Однако существует распространённое мнение, что — смог. Во всяком случае, дела Завода заметно поправились. Но началась война двенадцатого года, и Афанасий Николаевич поспешил вернуться на родину. А вернувшись, совершенно отстранил сына от дел. И тут началась главная беда семьи: Николай Афанасьевич заболел тяжёлой душевной болезнью.
Не то ли способствовало её развитию, что Николай Афанасьевич, только разлетевшись, был отставлен от дел? Или, возможно, жена к нему, отставленному, изменила отношение? Не того, совсем не того ждала Наталья Ивановна от девятнадцатилетнего влюблённого мальчика, когда убиралась от скандала подальше в Москву, в миллионное имение Гончаровых — майорат.
Николай Афанасьевич всю оставшуюся и ещё очень долгую жизнь жил во флигеле московского дома Гончаровых затворником и в полном небрежении. Дымили печи, проваливались сгнившие от сырости полы, слуга приносил котлетку и кусок пирога с барского стола, благо через двор недалеко сбегать. А когда Натальи Ивановны в Москве не было, варил похлёбку и всё оглаживал по плечу своего выросшего и попавшего в беду барчука, утешая.
Утешить было трудно: Николай Афанасьевич осознавал своё положение. Припадки бешеного гнева сменялись долгими месяцами тихой меланхолии...
Так сложилась, вернее, так не сложилась молодая жизнь. А старик Гончаров между тем благополучно, беззаботно и весело прожил ещё двадцать лет. Он менял любовниц, тратил на свои прихоти невероятные деньги; выдавал замуж, и с большим приданым, своих крепостных наложниц; скупился до изумления, когда дело шло не о нарядах, просто о приличном, не просвечивающем от долгой носки платье для внуков и внучек; млел от ветреного обаяния молодых столичных актрис; водил за нос Пушкина, обещая ему выплатить долги за приданое; обременял его же просьбами похлопотать перед Канкриным (министром финансов)[129]
или ещё лучше перед государем об единовременном пособии для поправления дел Завода...Он был и бывал всяким. Но, возможно, главными чертами его до самой старости остались безудержность и властность. Властность не деловая, а капризная. Безудержность же чисто детская, как будто он не мог, не хотел и не пытался даже представить, куда заведёт семью. Когда в 1832 году старик умер, долгу на майорате было полтора миллиона.
Полотняный Завод казался не имением — государством, заросшим мокрой летней травой почти по пояс, дубовыми лесами, берёзовыми рощами. В этом государстве были свои реки и озера, свои дороги и заставы, своя промышленность, свои обычаи и преданья.
Дед жил в красном доме, большом и нарядном, стоявшем в некотором отдалении от громады запущенного «комода». Дед Пушкину был любопытен, но неприятен.
— Ну, сударь мой, ну, государь-разбойник, — сказал он неожиданно по-русски и нараспев. — Последнюю радость отбирать приехали, да ещё о приданом говорить затеяли?
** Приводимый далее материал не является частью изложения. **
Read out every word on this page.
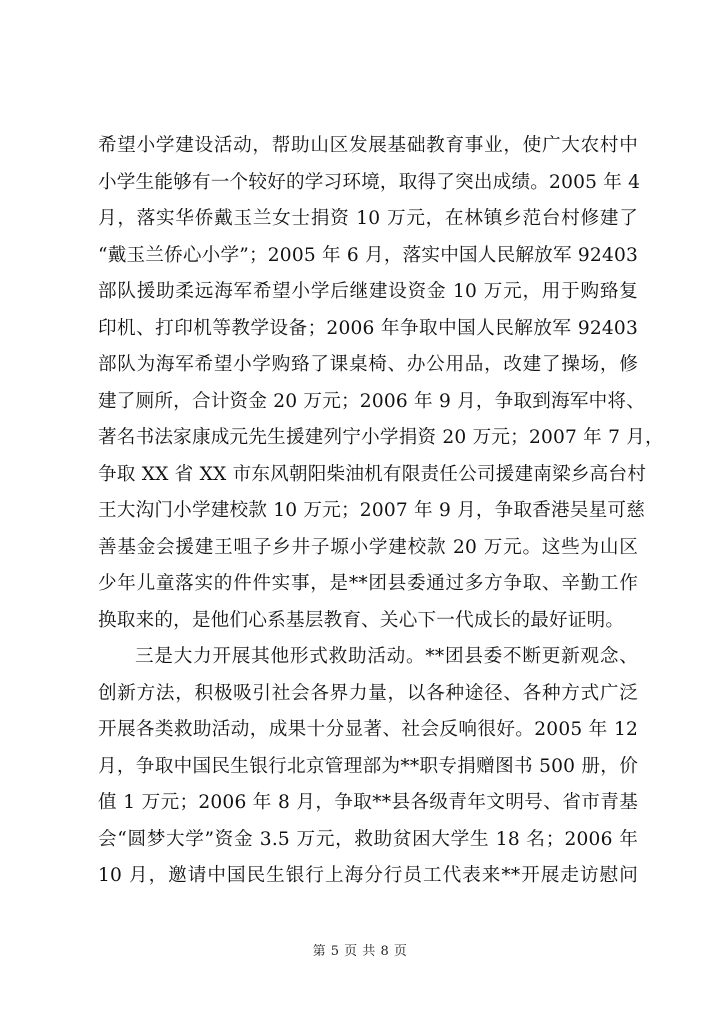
希望小学建设活动，帮助山区发展基础教育事业，使广大农村中
小学生能够有一个较好的学习环境，取得了突出成绩。2005 年 4
月，落实华侨戴玉兰女士捐资 10 万元，在林镇乡范台村修建了
“戴玉兰侨心小学”；2005 年 6 月，落实中国人民解放军 92403
部队援助柔远海军希望小学后继建设资金 10 万元，用于购臵复
印机、打印机等教学设备；2006 年争取中国人民解放军 92403
部队为海军希望小学购臵了课桌椅、办公用品，改建了操场，修
建了厕所，合计资金 20 万元；2006 年 9 月，争取到海军中将、
著名书法家康成元先生援建列宁小学捐资 20 万元；2007 年 7 月，
争取 XX 省 XX 市东风朝阳柴油机有限责任公司援建南梁乡高台村
王大沟门小学建校款 10 万元；2007 年 9 月，争取香港吴星可慈
善基金会援建王咀子乡井子塬小学建校款 20 万元。这些为山区
少年儿童落实的件件实事，是**团县委通过多方争取、辛勤工作
换取来的，是他们心系基层教育、关心下一代成长的最好证明。
三是大力开展其他形式救助活动。**团县委不断更新观念、
创新方法，积极吸引社会各界力量，以各种途径、各种方式广泛
开展各类救助活动，成果十分显著、社会反响很好。2005 年 12
月，争取中国民生银行北京管理部为**职专捐赠图书 500 册，价
值 1 万元；2006 年 8 月，争取**县各级青年文明号、省市青基
会“圆梦大学”资金 3.5 万元，救助贫困大学生 18 名；2006 年
10 月，邀请中国民生银行上海分行员工代表来**开展走访慰问
第 5 页 共 8 页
Как можно? Не верите? Слову, слышал я, не верите? А многие тысячи через эти руки прошли...
Афанасий Николаевич был ещё не очень стар, но голова его подёргивалась, а руки, когда он раскрыл перед Пушкиным пустые ладони, были будто неживые, в известковых трещинах, отёчные. Горсть не держалась, и получилось смешно, вроде бы нечаянно для себя старик продемонстрировал, как именно прошли многие тысячи и канули в песок. Вернее всего, в этот же, красный, каким были посыпаны дорожки огромного парка.
Что-то шаткое, неверное заключалось в самом старике, в огромном полупустом доме, по стенам которого ползла кислая, яркая от летних дождей плесень. В парке стояли статуи, у одной вода вымыла яму под цоколем, она покосилась, у другой отбили нос и время изъело мраморный лоб наподобие живого, человеческого. Отчего Диана напоминала отнюдь не о красоте — о смерти. Пальцы ног, схваченные ремёнными сандалиями, также были отбиты.
Ни в запустении парка, ни в итальянских статуях, однако, не заключалось обаяния древности. Тут был разор, не более того. Семья и всё семейное разваливалось приметно и почти скандально...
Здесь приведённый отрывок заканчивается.